Bauernhof – wie weiter?
Das Thema Bauernhof beschäftigt uns nun seit mindestens 20 Jahren. Aber so etwas wie in der letzten Sitzung der Gemeindevertretung und ihrer Fortsetzung hat es noch nie gegeben. Der Bebauungsplan Nr. 25 konnte nicht beschlossen werden.
Die Abstimmung zur Abwägung der Stellungnahmen zum Bauernhof war am Donnerstag der vergangenen Woche geplatzt, es gab ein Patt von 9:9 Stimmen bei 2 Enthaltungen.
Nachdem am Donnerstag den Gemeindevertretern erklärt wurde, dass der Bürgermeister sich bei dieser Abstimmung geirrt hätte, als er mit Nein gegen die Abwägungen gestimmt hatte, passierte in der Fortsetzungssitzung noch einmal das gleiche, nur gab es diesmal 9 Ja und sogar 11 Nein-Stimmen ohne Enthaltungen.
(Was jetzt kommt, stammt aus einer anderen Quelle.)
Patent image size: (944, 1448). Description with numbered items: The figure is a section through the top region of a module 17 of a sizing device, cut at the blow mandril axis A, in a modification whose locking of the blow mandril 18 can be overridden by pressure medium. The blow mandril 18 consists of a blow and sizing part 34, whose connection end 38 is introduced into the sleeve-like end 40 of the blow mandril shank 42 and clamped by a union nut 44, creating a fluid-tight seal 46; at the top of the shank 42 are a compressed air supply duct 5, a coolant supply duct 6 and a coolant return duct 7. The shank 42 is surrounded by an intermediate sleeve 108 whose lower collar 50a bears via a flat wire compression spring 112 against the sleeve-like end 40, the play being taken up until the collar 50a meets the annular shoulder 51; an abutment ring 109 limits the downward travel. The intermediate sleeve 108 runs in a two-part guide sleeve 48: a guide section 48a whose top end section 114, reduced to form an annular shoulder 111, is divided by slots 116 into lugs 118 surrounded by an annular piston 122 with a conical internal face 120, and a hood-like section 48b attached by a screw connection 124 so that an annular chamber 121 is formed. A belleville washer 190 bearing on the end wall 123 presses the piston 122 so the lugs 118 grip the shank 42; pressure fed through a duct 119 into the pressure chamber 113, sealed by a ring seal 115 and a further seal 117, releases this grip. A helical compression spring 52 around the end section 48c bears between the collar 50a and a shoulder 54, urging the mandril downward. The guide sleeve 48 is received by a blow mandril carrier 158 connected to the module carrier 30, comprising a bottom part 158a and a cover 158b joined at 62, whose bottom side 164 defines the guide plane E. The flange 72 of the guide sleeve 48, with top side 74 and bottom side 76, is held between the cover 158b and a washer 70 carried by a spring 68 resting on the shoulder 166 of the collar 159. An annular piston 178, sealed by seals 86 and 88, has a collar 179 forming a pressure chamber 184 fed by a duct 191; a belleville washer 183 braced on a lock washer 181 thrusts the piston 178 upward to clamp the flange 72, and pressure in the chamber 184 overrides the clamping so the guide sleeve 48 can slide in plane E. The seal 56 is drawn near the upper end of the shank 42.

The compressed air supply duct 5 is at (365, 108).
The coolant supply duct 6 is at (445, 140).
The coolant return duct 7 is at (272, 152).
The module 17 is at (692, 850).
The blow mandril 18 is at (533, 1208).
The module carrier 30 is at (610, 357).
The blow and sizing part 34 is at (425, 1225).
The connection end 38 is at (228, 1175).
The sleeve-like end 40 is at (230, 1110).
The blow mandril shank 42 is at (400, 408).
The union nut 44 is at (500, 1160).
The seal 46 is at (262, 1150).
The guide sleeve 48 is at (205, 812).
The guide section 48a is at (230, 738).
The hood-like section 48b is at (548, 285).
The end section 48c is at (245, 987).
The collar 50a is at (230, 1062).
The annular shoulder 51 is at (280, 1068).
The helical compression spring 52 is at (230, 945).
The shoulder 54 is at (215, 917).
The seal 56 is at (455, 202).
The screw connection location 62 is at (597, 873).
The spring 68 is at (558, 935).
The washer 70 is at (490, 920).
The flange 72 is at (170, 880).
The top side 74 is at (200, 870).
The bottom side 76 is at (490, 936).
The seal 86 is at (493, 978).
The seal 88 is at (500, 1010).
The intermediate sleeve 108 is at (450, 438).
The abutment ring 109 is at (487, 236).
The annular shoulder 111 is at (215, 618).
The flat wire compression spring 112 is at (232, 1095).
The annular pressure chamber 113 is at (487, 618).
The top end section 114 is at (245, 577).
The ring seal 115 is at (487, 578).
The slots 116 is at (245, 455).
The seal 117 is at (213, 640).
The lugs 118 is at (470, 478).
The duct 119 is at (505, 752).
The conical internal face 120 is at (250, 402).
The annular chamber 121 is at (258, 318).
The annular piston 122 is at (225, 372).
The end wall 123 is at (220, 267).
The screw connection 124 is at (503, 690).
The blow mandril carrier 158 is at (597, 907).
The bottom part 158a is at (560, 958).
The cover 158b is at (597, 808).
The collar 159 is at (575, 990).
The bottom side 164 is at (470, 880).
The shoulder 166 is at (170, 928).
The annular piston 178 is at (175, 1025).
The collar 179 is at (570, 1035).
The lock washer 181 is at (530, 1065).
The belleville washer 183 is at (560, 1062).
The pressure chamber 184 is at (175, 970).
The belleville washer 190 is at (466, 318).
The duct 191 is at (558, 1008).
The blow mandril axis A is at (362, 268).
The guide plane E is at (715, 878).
Die beiden Gemeindevertreter der AfD stimmten diesmal beide mit Nein, in der vergangenen Woche war es noch eine Enthaltung.
"Geschichte ereignet sich zweimal, das eine Mal als Tragödie, das andere Mal als Farce."
Nach dieser Abstimmung erklärten die beiden Gemeindevertreter der AfD übereinstimmend, dass in diesem Fall sie sich geirrt hätten! Noch dagegen gestimmt hatten übrigens B90/Grüne (4), GBL und Linke (je 2) und ein Vertreter der SPD.
Nach längerer Diskussion hat der Bürgermeister als Einreicher den Beschlussentwurf zu den Abwägungen bis zur Klärung einiger rechtlicher Fragen zurückgezogen.
Natürlich wünschen wir uns alle einen attraktiven Ortskern, das haben auch das 2007 entwickelte Zentrenkonzept und der Städtebauliche Ideenwettbewerb 2013 gezeigt. Auch unsere Fraktion ist für den Erhalt des Bauernhofes und die öffentliche Nutzung im Ortskern. Aber wie im Entwurfs- und Abwägungsverfahren mit den Bürgerinnen und Bürgern und Gemeindevertretern umgegangen wurde, war für uns nicht akzeptabel.
Die Planzeichnungen wurden anscheinend willkürlich geändert, die Begründungen immer krauser. Besonders deutlich wird das an der Vorgartenzone in der Goebenstraße. Im Vorentwurf war sie erst mit 2,3 m angegeben, nach mehreren Einwendungen dann im Entwurf zur Auslage mit 2,9 m beschlossen. Ortsüblich sind 3,0 m, aber da kommt es vielleicht nicht auf 10 cm an. Weit gefehlt, ausgelegt wurde nämlich eine Planzeichnung mit 2,5 m und wie es daraufhin erneut Einwendungen gab, wurde mehrfach argumentiert, dass die ortsüblichen 3,0 m auch gegenüber an einer Hausecke nicht eingehalten würden und dass es auch bei Häusern außerhalb des Plangebietes noch Unterschreitungen von 10 bis 20 cm geben würde. Messungen vor Ort haben das allerdings nicht bestätigt.
Nach der verkürzten Auslage gab es dann wiederum Einwendungen zur Breite der Vorgartenzone. Bei der Argumentation zur Ablehnnung dieser Einwände wurde aber auf einmal das vorhandene Straßenbegleitgrün einbezogen, ein völlig ungewöhnlicher Präzedenzfall.
Unsere Fraktion hat sich die Ablehnung des Beschlusses zu den Abwägungen nicht leicht gemacht. Aber die undokumentierten Veränderungen in den Planzeichnungen haben den Vertrauensvorschuss für das Planungsbüro aufgebraucht.
Die persönliche Erklärung zum Abstimmungsverhalten von Ernst-Günter liegt dem Protokoll der Sitzung der Gemeindevertretung bei. Man kann sie hier nachlesen. Sie widerspiegelt die Meinung der ganzen Fraktion.